I spent a year of my life making an ASN.1 compiler in D
16 points by hoistbypetard
16 points by hoistbypetard
This made me snort-laugh:
ASN.1 is the result of a bunch of graybeards from the late 80s+ trying to design an overengineered data specification language. In other words, it’s protobuf on steroids.
mostly because I once thought of protobuf as a half-assed reinvention of ASN.1.
I still do.
I often see it used simply 'because', with no real technical reason as to why that should be preferred over any other form of IDL.
I do too, but have a little more sympathy for it now.
I'm one of those weirdos who likes ASN.1. But last time I navigated the purchase of a compiler and runtime, it was so painful that I can absolutely see why an organization might write protobuf and get the exact tooling they want instead. Even so, I don't think anything else is as good as ASN.1 for documenting a wire protocol/message format. I wish there was better tooling for it that didn't cost 5 figures per seat.
What does 5 figures give you that https://github.com/vlm/asn1c or similar projects don't?
The one you linked is the best of the FOSS alternatives, as far as I recall. There were a few things last time I looked in detail:
We also found that JER support let us do some really interesting analysis, though we didn't actually need that for production things.
We were a small team, and could not take on maintaining an ASN.1 compiler and runtime ourselves. We did consider hiring a contractor to fix the gaps we cared about most. Particularly the relative OID support and constraints support and a series of other smaller things that we used heavily. But we concluded that it'd cost us more than we'd need to spend on 5 years of maintenance for the commercial tooling, in addition to the time it'd take to get it done.
Looking at the current state of the lionet asn1c toolset, some of the compatibility we cared about seems likely to have been addressed by now. And it looks like they've probably fixed the warnings for runtime stuff at least if not the compiler itself. But I'd want to dedicate someone to spending time on the open issues in their issue tracker before relying on it in production. Which is completely fair, especially given the eye-watering costs of the alternatives.
It'd be really cool to be able to do that, though. Because I think a few things on the internet would be better if the open tooling story for ASN.1 were as good as protobuf's.

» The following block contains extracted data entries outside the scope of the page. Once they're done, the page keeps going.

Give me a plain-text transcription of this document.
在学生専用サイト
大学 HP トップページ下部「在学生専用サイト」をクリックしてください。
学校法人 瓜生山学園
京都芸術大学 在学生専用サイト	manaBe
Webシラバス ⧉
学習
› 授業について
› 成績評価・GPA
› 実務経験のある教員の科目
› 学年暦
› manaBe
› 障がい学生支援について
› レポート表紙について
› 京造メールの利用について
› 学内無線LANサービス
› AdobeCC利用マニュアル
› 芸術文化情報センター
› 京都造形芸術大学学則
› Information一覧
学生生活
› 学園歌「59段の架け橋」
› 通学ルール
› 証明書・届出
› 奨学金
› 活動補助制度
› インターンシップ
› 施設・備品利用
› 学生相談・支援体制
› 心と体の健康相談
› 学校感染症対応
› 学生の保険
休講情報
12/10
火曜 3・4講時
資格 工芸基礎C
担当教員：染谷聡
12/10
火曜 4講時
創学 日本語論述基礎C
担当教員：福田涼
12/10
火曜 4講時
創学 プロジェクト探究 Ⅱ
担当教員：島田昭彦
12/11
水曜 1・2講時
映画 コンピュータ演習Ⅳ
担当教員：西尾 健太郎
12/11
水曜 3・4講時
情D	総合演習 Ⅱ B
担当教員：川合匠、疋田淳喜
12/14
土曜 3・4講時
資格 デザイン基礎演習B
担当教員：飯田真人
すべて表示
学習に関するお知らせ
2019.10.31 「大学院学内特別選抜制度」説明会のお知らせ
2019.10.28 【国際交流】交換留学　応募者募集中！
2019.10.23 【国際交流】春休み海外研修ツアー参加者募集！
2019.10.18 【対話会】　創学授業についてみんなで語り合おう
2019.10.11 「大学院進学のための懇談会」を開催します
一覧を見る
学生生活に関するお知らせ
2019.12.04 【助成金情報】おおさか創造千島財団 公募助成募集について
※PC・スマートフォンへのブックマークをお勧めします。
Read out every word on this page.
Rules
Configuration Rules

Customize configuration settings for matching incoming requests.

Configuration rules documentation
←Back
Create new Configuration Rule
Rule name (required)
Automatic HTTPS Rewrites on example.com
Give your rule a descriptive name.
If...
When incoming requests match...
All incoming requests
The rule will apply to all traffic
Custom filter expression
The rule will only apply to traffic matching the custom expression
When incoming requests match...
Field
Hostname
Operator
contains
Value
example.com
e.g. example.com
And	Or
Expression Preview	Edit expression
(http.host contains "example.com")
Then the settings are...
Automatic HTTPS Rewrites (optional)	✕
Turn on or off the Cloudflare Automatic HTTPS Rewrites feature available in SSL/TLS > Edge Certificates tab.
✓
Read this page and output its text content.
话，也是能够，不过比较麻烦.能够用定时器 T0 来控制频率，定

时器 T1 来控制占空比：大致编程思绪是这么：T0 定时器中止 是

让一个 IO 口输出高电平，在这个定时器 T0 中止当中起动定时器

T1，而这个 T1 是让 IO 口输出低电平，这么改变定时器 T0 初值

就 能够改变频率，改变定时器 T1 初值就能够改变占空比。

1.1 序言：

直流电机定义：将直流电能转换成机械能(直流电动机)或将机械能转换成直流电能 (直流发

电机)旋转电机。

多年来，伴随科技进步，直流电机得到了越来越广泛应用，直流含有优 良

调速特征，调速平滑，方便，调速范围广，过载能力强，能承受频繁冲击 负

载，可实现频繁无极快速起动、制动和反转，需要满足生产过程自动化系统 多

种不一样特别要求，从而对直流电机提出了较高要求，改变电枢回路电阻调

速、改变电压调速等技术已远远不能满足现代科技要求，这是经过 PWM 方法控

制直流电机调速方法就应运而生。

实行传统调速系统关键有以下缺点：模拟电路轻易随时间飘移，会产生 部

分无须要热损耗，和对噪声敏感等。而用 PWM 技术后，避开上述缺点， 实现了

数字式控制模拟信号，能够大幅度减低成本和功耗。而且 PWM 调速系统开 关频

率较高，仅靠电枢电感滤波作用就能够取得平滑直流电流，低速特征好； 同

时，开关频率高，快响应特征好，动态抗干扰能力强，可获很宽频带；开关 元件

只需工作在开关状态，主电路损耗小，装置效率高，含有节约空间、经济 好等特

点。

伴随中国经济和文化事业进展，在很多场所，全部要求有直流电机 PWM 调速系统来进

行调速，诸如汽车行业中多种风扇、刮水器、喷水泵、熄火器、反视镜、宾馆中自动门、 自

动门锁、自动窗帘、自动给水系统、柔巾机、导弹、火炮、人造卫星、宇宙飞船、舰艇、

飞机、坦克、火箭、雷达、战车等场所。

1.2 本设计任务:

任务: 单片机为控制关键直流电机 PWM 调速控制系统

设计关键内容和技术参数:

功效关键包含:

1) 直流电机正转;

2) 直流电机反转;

ASN.1 does something which I don’t remember seeing in other RPC / data description frameworks: it has a bunch of different encoding rules that can be used to serialize objects described in the abstract notation. So there’s BER, the basic encoding rules, PER, the packed encoding rules (bandwidth was scarce in the 1980s), DER, the distinguished encoding rules (because BER is too loosey-goosey for cryptographic applications and x.500 is one of the main uses of ASN.1), and XER, the XML encoding rules (because that was the thing 25 years ago).
There’s a funny pattern where OSI protocols get ported to the internet and get reduced in the process, eg LDAP is more lightweight than the OSI directory access protocol, and SNMP is more simple than the OSI network management protocol. (But not reduced so much that they got rid of ASN.1). I was about to joke that SOAP is simpler than XER, but I checked the timeline and XER is a few years later than SOAP – and of course SOAP is unrelated to OSI so the joke was on a weak footing from the start.
ASN.1 has various separate value forms that start with a left bracket ({), a lot of these forms are ambiguous due to a variety of factors and can only be distinguished with semantic context.
Is a schema not required for parsing ASN.1 value notation, which would remove all ambiguity? Or am I missing something here?
As I recall, the requirement for a schema depends upon which encoding rules used.
Some (PER?) absolutely need a schema, whereas others (DER and probably BER?) don't.